American Barrick announced yesterday that it bought back 1 million ounces of gold in October, that it might complete its hedge buyback program before the 12 month window it set in September and that global mine production will continue to decline.  After the 1 million ounces purchased in October, ABX estimates that the value of the remaining hedge that needs to be closed-out is $2.1 billion. The calculation assumes $1050/ounce gold.  Ever since ABX announced its plan to close out its hedge book, the Company has aggressively worked on buying back gold to cover its hedges as the price of gold moves higher. Since September, ABX has issued $4 billion in stock and $1.25 billion in debt for this purpose. It is patently clear to anyone analyzing ABX's activity that managment is becoming increasingly concerned with the manageability of their gold short and the risk of facing the liability of much higher prices in the near future.

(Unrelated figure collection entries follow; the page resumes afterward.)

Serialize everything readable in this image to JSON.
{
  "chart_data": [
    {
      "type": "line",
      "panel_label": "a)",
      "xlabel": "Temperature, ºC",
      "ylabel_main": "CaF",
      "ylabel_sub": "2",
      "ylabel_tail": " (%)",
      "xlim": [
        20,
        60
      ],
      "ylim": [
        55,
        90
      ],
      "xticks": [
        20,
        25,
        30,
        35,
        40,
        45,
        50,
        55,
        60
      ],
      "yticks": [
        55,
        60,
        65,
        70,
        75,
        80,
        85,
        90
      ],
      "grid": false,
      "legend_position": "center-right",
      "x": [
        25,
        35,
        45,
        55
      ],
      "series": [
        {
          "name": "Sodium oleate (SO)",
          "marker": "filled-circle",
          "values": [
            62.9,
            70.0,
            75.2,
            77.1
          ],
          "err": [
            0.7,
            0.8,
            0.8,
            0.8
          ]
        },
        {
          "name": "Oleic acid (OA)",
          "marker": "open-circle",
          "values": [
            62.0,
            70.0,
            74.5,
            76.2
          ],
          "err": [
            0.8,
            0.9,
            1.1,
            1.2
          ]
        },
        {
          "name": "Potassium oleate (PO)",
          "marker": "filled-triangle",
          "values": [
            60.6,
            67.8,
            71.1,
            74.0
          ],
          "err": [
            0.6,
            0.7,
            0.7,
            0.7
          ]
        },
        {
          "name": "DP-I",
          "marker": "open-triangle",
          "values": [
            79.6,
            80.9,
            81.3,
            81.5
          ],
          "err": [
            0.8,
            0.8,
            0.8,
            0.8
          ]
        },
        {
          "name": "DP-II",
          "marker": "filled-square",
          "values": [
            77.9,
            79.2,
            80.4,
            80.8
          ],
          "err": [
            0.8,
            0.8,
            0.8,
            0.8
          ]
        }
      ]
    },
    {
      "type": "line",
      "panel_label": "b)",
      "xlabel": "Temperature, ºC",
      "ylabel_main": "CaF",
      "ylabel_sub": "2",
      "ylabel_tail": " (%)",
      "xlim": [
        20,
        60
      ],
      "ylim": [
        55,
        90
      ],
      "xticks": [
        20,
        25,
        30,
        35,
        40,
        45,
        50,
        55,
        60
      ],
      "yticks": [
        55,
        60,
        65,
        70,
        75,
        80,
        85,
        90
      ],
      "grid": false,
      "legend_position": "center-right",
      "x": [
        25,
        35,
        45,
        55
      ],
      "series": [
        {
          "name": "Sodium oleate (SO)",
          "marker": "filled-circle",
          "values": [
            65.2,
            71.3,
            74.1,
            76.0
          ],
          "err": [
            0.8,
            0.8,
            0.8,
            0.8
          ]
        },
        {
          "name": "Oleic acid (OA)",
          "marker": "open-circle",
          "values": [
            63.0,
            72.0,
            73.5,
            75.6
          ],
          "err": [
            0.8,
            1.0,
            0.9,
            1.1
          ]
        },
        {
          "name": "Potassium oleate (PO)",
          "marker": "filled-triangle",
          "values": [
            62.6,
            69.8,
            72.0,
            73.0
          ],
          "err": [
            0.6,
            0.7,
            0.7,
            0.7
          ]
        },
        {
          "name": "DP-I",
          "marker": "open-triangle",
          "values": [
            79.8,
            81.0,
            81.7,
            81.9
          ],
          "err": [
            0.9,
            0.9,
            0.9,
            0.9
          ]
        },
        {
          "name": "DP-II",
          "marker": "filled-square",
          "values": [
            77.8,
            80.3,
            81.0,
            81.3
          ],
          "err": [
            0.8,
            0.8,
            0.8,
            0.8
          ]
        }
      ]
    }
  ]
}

Anglogold Ashanti announced yesterday (11/2) that it may accelerate the closing of its hedgebook.  The Company announced that the hedge was down to 4.3 million ounces.  The original timetable for closing the hedge was 2014, a date the Company set just recently in July.  Since that time, the price of gold has gone up around $160/oz.   This means that AU has dropped another $688 million (roughly) on its gold hedge.  To put the size AU's hedge in perspective, 4.3 million ounces translates into about 122 tons.  More than half the amount India purchased from the IMF.  Unless the IMF agrees to sell AU some of the remaining 203 tons that it is selling, AU has a big problemIt should be clear to everyone that AU faces a huge challenge to buy back its gold hedge without significantly driving up the price of gold and incurring huge financial damage. 

As signalled by India, ABX, AU and some big funds in the U.S., the long-anticipated scramble by Central Banks and large investors to accumulate gold is now underway.  When I first began researching the gold market back in late 2001, I examined some ideas offered by Jim Dines in his subscription newsletter (The Dines Letter).  One of the themes was that Central Banks globally would shift from being net sellers of gold to being net buyers and that the race to buy gold by these enitities would get quite competitive, as the available supply persistently declined and the price inexorably rose.  Please keep in mind that these same Central Banks had been key suppliers to the market over the past 10+ years.  To back up this thesis with an example, the European Central Bank System had been selling 500 tons per year since 1999, up until last year.  This year, as the price of gold has continued its ascent, the ECB selling has slowed to a trickle and a few of the member banks (Germany, for one) have announced that they are done selling gold. Some ECB banks have actually purchased gold recently.

I suggested last week that it wouldn't be a good idea to wait much past Halloween if you were thinking about buying gold.  The actions announced by China, Barrick and Anglogold have added considerable urgency to that suggestion.  Gold is going to go MUCH higher in price.  Period.